La libertà femminile ha dato in questi decenni un senso nuovo all’eros, all’amicizia, all’amore. Non è stata, non è affatto indolore per gli uomini. La nostra vita è stata percorsa da cambiamenti profondi e veloci. Che hanno prodotto ferite. E il terremoto continua. Ma la differenza resta una ricchezza, una possibilità di riscatto. Per le donne e per gli uomini. La spinta omologatrice reagisce alla differenza proponendo sfumature del neutro. Neutro-maschile, dice il documento di Snoq libere. In ogni caso la negazione delle differenze è ragione di violenza, di sopraffazione. Le modalità del neutro sono l’altra faccia di un’atomizzazione funzionale al dominio dei capitali impersonali: e rischia di diventarlo anche il radicalismo dei diritti soggettivi, se questi si separano dai diritti sociali, dal senso dei doveri, dalla percezione dell’altro.
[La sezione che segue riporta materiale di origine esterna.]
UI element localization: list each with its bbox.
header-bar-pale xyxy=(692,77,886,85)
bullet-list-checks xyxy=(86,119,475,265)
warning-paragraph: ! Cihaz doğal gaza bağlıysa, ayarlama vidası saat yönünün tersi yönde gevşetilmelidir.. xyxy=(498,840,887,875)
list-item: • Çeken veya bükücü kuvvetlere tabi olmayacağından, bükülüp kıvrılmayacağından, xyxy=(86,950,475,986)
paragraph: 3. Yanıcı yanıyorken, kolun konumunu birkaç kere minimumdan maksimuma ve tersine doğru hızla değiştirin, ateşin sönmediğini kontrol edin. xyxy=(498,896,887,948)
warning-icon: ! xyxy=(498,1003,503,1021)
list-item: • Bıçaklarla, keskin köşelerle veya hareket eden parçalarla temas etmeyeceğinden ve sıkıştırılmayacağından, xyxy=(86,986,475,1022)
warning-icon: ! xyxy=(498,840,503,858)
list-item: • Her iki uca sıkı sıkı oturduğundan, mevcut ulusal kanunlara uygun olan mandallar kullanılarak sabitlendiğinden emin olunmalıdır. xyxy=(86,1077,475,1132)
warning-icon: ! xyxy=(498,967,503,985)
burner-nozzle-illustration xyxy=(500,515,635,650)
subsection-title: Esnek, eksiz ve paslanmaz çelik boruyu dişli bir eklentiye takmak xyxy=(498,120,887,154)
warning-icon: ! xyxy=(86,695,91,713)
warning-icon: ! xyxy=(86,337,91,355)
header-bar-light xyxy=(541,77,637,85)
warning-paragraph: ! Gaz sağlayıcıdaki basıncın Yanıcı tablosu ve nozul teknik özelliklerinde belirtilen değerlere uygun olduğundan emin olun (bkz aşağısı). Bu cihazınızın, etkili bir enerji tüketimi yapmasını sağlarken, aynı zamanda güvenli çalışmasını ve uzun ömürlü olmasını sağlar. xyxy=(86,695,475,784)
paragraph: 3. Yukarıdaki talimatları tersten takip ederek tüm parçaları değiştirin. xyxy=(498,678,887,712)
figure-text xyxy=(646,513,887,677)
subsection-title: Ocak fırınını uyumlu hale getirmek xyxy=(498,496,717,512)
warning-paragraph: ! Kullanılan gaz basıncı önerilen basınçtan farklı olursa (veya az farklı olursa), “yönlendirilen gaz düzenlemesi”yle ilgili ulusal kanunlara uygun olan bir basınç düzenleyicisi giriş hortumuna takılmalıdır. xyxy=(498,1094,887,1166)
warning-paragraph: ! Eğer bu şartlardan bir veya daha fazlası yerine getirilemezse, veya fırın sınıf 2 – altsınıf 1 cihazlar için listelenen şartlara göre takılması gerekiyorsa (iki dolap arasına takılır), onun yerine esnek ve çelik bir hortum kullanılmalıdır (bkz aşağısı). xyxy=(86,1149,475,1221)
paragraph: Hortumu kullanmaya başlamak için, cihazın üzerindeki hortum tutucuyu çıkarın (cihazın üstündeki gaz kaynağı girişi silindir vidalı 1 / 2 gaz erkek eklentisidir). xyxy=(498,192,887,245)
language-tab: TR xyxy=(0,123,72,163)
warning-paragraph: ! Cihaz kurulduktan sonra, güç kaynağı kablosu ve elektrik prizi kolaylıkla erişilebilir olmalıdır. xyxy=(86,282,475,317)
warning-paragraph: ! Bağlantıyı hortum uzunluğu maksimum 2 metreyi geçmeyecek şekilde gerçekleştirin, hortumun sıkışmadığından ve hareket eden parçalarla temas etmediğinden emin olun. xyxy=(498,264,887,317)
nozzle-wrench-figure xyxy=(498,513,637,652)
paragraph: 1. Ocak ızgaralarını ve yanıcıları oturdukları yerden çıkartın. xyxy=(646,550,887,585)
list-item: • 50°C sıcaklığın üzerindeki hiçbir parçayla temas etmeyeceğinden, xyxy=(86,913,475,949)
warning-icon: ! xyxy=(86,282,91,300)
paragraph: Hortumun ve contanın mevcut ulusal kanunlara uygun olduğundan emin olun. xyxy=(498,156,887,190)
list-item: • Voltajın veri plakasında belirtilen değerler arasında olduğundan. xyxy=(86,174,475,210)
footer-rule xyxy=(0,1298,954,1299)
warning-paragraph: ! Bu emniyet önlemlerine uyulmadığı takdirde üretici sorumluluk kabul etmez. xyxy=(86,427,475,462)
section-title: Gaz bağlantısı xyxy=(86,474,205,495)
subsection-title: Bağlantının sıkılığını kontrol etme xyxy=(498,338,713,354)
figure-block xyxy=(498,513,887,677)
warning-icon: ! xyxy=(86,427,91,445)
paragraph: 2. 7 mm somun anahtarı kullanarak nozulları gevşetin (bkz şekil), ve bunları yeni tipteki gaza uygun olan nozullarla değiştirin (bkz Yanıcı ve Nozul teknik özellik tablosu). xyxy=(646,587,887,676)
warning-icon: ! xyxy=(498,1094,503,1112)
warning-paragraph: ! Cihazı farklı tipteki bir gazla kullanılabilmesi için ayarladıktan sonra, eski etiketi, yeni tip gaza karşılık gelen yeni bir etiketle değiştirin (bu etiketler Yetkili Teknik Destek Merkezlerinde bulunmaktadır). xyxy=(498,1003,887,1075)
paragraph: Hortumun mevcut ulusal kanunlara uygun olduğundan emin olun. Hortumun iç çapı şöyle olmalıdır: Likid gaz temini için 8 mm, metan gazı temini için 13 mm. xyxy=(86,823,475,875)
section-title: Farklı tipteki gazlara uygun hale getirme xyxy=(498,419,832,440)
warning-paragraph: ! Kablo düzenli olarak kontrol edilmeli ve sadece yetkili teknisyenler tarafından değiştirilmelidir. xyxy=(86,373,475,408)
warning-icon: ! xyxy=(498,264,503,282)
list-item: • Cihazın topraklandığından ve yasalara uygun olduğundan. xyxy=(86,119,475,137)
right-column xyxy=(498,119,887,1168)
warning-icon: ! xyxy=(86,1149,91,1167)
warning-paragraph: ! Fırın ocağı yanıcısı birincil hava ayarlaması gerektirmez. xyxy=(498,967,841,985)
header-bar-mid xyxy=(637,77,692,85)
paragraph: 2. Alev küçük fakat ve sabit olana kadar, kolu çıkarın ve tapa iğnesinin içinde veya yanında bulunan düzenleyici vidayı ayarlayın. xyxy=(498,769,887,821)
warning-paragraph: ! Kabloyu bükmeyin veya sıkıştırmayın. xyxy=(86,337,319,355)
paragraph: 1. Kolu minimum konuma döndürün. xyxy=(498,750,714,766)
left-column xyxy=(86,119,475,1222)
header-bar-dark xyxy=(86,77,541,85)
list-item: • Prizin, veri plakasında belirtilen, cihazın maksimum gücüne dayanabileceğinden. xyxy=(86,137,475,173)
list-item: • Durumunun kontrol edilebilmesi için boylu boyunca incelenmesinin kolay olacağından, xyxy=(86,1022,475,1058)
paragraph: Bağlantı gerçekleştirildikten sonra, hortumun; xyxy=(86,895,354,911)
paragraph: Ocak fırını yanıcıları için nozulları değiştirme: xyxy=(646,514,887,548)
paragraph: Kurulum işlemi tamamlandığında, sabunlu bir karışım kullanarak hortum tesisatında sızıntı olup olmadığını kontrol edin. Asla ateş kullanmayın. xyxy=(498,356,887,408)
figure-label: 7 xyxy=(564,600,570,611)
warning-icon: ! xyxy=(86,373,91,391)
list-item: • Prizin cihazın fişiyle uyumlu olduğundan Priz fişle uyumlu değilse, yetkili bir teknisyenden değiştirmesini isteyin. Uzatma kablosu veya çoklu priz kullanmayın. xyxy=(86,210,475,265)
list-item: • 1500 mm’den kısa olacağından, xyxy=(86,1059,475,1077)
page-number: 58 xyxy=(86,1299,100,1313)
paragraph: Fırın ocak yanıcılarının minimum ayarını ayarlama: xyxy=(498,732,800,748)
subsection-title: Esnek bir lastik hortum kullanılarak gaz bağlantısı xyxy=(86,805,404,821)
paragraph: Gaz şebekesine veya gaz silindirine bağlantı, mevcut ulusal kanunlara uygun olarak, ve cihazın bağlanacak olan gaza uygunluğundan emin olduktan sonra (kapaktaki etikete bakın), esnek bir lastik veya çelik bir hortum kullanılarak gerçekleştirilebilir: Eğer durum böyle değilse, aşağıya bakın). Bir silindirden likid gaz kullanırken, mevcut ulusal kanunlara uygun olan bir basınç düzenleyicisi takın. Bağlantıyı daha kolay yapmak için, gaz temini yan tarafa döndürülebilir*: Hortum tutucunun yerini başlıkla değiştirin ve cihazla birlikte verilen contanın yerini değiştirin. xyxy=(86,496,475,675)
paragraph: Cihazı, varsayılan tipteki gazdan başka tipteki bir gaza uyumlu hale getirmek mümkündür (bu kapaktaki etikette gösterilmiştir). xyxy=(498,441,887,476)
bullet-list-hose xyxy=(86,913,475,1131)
Non abbiamo paura del futuro, del mondo, della forza generatrice positiva della scienza. Ma l’umanità deve guidarla. Non essere sottomessa. C’è il rischio di una nuova schiavitù: è cieco chi non lo vede. Ecco perché la differenza di genere è oggi una speranza. La speranza di una cultura nuova. Che abbia il coraggio di partire dall’amore e dalla libertà delle donne e degli uomini. Che costruisca reti di solidarietà tra persone, e non soltanto tra individui. La differenza di genere non esclude le altre diversità ma le comprende, essendo la più radicale e la più procreativa. È aperta alla vita, all’amicizia, al dono, alla gratuità più di ogni altra cosa. Sprigiona forza di cambiamento, voglia di futuro, valori da trasmettere ai figli. Invece viviamo in una società opulenta, che ora teme il declino, ma che da tempo ha smesso di generare. Anche la denatalità è agente di omologazione. Accorcia l’orizzonte. Toglie trascendenza al pensiero e all’azione. L’invecchiamento della società è complice della dittatura del presente e del furto di speranza e di futuro.
Viviamo in un Paese che ha le più deboli politiche per la famiglia, e al tempo stesso non ha neppure una legge che riconosca i diritti delle unioni omosessuali. Abbiamo bisogno di entrambe le cose: invece ci fermiamo agli scontri ideologici. Un cammino insieme di donne e uomini liberi, di madri e padri, di giovani che vogliono vincere la paura, è necessario. È il solo modo per tornare davvero a «crescere». La sfida lanciata l’8 marzo ha una fortissima politicità. Anche la sinistra dovrebbe sentirsi sfidata: senza una nuova stagione di solidarietà tra uomini e donne, non ci sarà una nuova stagione della sinistra. È un illusione pensare che basti il potere per cambiare questa società dopo la lunga egemonia turbo-liberista.